Bref ! Bernard s’occupait de tout et s’occupait surtout de moi…
(Pensive, elle se ressert une coupe et commence à boire.) Oh ! je vais être pompette, moi ! Après tout, qu’est-ce que cela peut faire maintenant que je suis seule ? Bernard est parti… (Elle commence à sangloter tout en se servant une coupe.) Vingt ans de mariage disparus en fumée… Pff… Pff ! Vingt ans ! Dire que c’est l’âge que j’avais quand j’ai rencontré Bernard !
(Elle est complètement ivre.) Tiens, rien qu’avec le prénom, j’aurais dû me méfier ! Ils ne sont pas nets-nets les Bernard… Mumm m’avait bien prévenue : « Il n’y a jamais eu de Bernard dans la famille, ce prénom fait bien trop peuple ! Méfie-toi, ma fille… Méfie-toi… Mariage avec un Bernard divorce à la saint Médard !!! »
Là, je dois avouer que j’aurais dû l’écouter. Mais à l’époque j’avais entamé une vraie rébellion… (Elle est pensive.) Je me suis coupé les cheveux courts… Quand elle m’a vue, Mumm a fait une crise d’asthme… J’ai bien cru que mon délire capillaire allait la tuer !… Elle m’a appelée la « Pink » pendant trois mois… Jusqu’à ce que je puisse remettre mon serre-tête… Oh ! quelle histoire !… Enfin, bref !
(Elle se ressert une coupe ; elle commence à être sérieusement éméchée.) N’empêche… que Bernard est parti ! Les hommes sont tous les mêmes… Je n’en ai eu qu’un, mais je sais qu’ils sont tous les mêmes… On me l’a dit.
(Elle commence à sangloter.) Je l’ai pourtant aimé mon Bernard… Oh ! oui alors… Et j’étais vierge au mariage ! C’est pas beau ça ?…
(Elle se reprend.) Vingt ans… Il m’aura fallu vingt ans pour comprendre que ce n’était qu’un salaud !
Vingt ans pour qu’une pétasse de dix ans de moins que lui passe en tortillant du derrière et embarque mon Bernard ! Il a pas été long à la sauter… la barque !
(Elle imite Bernard.) « Anémone ! Il faut que je te parle ! » C’est ce que m’a dit Bernard, le mercredi 2 septembre à dix-neuf heures quarante-cinq ! Parler… J’aurais dû me méfier…
« Anémone je pars ! » Je pensais bien que la discussion serait assez rapide vu l’étendue de son vocabulaire… mais à ce point, quand même…

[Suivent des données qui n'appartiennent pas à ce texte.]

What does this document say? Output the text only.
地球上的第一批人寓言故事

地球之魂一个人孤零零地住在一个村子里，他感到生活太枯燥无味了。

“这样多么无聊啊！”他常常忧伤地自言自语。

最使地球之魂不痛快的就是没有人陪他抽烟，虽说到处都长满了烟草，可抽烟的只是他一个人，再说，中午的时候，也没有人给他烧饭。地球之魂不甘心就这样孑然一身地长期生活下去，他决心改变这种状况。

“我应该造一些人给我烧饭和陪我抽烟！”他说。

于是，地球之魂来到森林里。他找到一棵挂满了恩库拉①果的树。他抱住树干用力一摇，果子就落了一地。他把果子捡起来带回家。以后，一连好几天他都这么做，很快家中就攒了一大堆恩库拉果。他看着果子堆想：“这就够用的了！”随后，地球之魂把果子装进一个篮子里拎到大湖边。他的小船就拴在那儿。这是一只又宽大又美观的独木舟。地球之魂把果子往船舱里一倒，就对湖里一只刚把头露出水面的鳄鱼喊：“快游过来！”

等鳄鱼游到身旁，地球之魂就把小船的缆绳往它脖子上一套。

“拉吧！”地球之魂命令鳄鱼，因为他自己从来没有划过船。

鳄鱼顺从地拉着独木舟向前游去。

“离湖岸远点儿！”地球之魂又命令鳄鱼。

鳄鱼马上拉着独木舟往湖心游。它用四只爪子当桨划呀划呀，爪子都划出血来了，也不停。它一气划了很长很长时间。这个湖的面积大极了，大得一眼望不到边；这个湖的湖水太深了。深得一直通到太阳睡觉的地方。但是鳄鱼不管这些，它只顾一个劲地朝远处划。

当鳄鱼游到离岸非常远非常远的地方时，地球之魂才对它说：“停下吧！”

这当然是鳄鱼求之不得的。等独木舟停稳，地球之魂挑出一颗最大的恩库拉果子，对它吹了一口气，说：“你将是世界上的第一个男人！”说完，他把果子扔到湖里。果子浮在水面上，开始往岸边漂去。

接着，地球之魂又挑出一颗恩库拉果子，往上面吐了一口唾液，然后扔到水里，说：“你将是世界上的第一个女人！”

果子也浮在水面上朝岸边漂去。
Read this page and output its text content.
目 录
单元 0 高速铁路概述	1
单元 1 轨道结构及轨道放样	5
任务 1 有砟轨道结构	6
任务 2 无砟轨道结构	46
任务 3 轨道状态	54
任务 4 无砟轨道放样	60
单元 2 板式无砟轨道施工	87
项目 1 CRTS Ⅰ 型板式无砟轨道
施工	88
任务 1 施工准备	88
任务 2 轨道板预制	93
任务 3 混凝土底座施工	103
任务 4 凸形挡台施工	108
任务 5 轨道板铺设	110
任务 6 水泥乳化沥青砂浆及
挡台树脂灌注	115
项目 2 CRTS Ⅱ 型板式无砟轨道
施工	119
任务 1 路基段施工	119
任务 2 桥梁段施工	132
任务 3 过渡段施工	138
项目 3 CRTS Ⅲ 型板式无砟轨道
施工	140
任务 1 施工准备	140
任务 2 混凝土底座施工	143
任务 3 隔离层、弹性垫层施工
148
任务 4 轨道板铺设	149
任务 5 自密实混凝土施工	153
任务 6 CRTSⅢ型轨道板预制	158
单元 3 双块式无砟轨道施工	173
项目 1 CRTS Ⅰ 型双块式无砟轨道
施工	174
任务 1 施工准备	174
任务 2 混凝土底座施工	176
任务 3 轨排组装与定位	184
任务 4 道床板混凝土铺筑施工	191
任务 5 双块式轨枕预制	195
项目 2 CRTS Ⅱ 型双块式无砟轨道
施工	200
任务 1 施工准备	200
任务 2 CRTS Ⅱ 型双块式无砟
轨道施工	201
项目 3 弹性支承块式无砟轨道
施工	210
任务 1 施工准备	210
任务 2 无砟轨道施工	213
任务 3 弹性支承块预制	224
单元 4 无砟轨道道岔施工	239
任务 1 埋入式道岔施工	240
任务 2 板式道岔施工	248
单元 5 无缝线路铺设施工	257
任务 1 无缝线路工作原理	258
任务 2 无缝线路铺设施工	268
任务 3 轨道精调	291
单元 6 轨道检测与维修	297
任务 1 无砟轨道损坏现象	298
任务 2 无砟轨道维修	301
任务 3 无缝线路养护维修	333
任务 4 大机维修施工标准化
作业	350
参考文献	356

« Mais pourquoi, Bernard, pourquoi ? » C’est alors qu’il dit cette phrase… qui me fait encore froid dans le dos ! Deux points ouvrez les guillemets… (Anémone mime les guillemets avec ses doigts.) « J’ai besoin d’air ! »
De l’air, de l’air… C’est très méchant, ça, Bernard ! Eh bien, vas-y, pars… De l’air !
Et voilà, ça fait cinq mois que Bernard respire mieux et que moi je suis sous assistance respiratoire… (Elle regarde sa boîte de Prozac.) Et ce soir, j’ai bien envie de débrancher les tuyaux de la machine…
Qu’est-ce que je vais devenir toute seule… dans ce grand appartement… plein d’air ?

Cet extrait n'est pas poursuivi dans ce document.